When most entrepreneurs begin the process of seeking a company loan, one of the first concerns that occupy their thoughts may be the cost of the loan — namely the interest rate they will be charged.
As you already know, just getting a lender to think about your business loan request is difficult enough nowadays — but, to get someone to provide your business capital at a rate that you feel is the most beneficial to your operations is utterly impossible.
Every single day I recieve requests from entrepreneurs (start-up or established business owners) who wish to know where they can get a cheap business loan.
My response is always exactly the same — define cheap.
No loan is affordable but on the other hand no loan is expensive either — if it is offer proper use.
The main difference from a few percentage points on the loan isn’t any t nearly as meaningful as what’s completed with the borrowed funds proceeds. Business loans are meant to be a leveraging asset — meaning that you leverage current cash flow to acquire a loan then use that loan to create more in new revenue than the loan costs.
Thus, a loan is just an asset to be used by a business in its operation or mission to generate more cash and wealth.
Let us take a simple example:
You and also another local competitor have identified a market niche that may potentially create new ways to use your present products.
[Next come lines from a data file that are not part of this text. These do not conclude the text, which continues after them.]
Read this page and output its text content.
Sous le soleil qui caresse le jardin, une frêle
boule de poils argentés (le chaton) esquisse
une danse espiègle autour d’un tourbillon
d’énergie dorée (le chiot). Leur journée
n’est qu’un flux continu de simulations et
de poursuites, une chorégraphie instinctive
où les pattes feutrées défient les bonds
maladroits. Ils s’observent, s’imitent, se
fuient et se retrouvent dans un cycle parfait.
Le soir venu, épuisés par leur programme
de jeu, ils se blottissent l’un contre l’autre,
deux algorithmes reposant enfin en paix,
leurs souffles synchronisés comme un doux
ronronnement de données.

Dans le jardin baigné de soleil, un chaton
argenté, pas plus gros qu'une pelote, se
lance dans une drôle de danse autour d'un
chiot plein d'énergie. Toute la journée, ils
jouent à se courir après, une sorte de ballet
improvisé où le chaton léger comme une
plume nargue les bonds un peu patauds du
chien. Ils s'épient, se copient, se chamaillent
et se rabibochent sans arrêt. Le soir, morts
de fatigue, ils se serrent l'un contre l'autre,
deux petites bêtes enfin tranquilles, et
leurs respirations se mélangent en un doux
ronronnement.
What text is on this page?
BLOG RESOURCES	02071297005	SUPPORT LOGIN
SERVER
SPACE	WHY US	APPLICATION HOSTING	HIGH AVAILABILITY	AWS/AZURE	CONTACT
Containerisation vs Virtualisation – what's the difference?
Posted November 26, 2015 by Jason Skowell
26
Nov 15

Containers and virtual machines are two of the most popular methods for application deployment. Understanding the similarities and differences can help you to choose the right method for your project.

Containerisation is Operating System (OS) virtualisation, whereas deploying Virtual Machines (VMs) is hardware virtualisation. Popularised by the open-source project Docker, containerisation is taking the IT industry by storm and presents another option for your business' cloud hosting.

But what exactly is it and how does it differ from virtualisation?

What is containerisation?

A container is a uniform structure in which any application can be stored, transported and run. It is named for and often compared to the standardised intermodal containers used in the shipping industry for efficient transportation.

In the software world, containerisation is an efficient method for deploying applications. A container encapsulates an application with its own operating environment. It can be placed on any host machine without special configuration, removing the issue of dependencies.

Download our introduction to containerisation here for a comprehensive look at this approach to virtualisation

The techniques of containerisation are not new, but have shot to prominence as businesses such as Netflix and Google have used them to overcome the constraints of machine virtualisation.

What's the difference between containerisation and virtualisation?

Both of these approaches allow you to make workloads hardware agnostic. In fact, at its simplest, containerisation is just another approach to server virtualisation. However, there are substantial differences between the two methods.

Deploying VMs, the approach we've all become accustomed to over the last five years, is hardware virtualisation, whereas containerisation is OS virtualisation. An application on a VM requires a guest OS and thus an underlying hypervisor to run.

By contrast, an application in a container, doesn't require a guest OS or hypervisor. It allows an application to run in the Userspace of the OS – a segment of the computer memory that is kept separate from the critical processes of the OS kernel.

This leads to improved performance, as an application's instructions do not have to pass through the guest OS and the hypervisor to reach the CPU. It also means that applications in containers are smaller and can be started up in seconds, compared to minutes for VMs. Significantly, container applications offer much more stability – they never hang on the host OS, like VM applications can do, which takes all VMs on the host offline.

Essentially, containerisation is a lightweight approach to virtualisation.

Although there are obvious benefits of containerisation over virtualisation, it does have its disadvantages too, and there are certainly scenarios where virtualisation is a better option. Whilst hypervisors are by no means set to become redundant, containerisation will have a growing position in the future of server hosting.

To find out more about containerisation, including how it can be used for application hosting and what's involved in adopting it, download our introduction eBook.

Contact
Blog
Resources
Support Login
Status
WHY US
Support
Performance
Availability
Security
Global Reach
Although this marketplace is yet unproven, both of you think that it has tremendous potential.
You go to your lender seeking a business loan for $100,000 for three years. The lending company agrees and quotes a rate of 10%; making your monthly loan payment approximately $3,227.
You are feeling that this rates are excessive because of the long relationship you’ve had with this lender and all the money you have paid for them through the years. Plus, you spent a couple of hours online researching that the average business loan rates are around 8%.
Your lender claims that he might be able to get your rate reduced to 8% but you’ll need to hold back until their next loan committee in 2 weeks to get it approved.
At 8%, you monthly loan amount would be approximately $3,134 — a $93 per month savings or $3,351 over the life of the loan over the 10% rate for the similar amount.
In the meantime, your competitor goes to the same lender and receives a loan quote for the same amount at the 10% rate. Your competitor takes the offer.
When the borrowed funds committee approves your 8% rate — your competitor has executed its marketing strategy for this new market, has established interest in its products and it is now generating yet another $10,000 monthly in new revenue out of this niche.
Once your loan is funded, you are trying to execute your marketing strategy but find that you really are a bit too late as well as your clients are only able to generate $4,000 per month in additional revenue (your products is viewed as a copy cat to the new market leader — your competitor).
While this new revenue will pay for the borrowed funds — the brand new revenue generated for the business is still some $6,000 per month lower than your competitor.
Let’s look at the main difference. Over 3 years, the total amount that you have to repay for the loan is $112,811 ($3,134 times Three years). Your company earns $4,000 per month for all those same 36 months and you earn $144,000 with a net profit of $31,189.
Your competitor spends more about his loan — $116.162 — but earns some $360,000 or net profits of $243,838 or 782% greater than your business all because you wanted an inexpensive loan.
The conclusion here is that the cost of the loan really did not matter here. The cost that your business taken care of not receiving into this niche before your competitor is much higher (a loss of some $6,000 per month in revenue) then the $93 per month you saved.
Should you compare his rate of 10% to the profit he made of some $6,773 per month ($10,000 — the payment per month) — his loan really was the cheaper one.
And, it really does not matter should you actually had a competitor trying to beat you to definitely the market. There is an opportunity price of not taking a business loan or by not receiving it once the time is appropriate.
Even though you were just delayed a couple weeks while fighting for a lower rate — the amount of income that you simply lose by waiting (a sum that you can never make up as time doesn’t go backwards) would exceed the number you were attempting to save — in this case, (should you did not have a competitor beat you to definitely the niche) waiting fourteen days would cost about $5,000 in new revenue when you were only obtaining a savings of $3,351 at the lower interest rate.
Now, That does not mean that you should not try to obtain a better deal or lower interest rate but, ensure that by doing so you are not quitting more then you are attempting to save.
Thus, while you squabbled over a few percentage points searching for that what are known as cheap business loan, the price you taken care of not getting the loan on time by far exceeded any potential savings.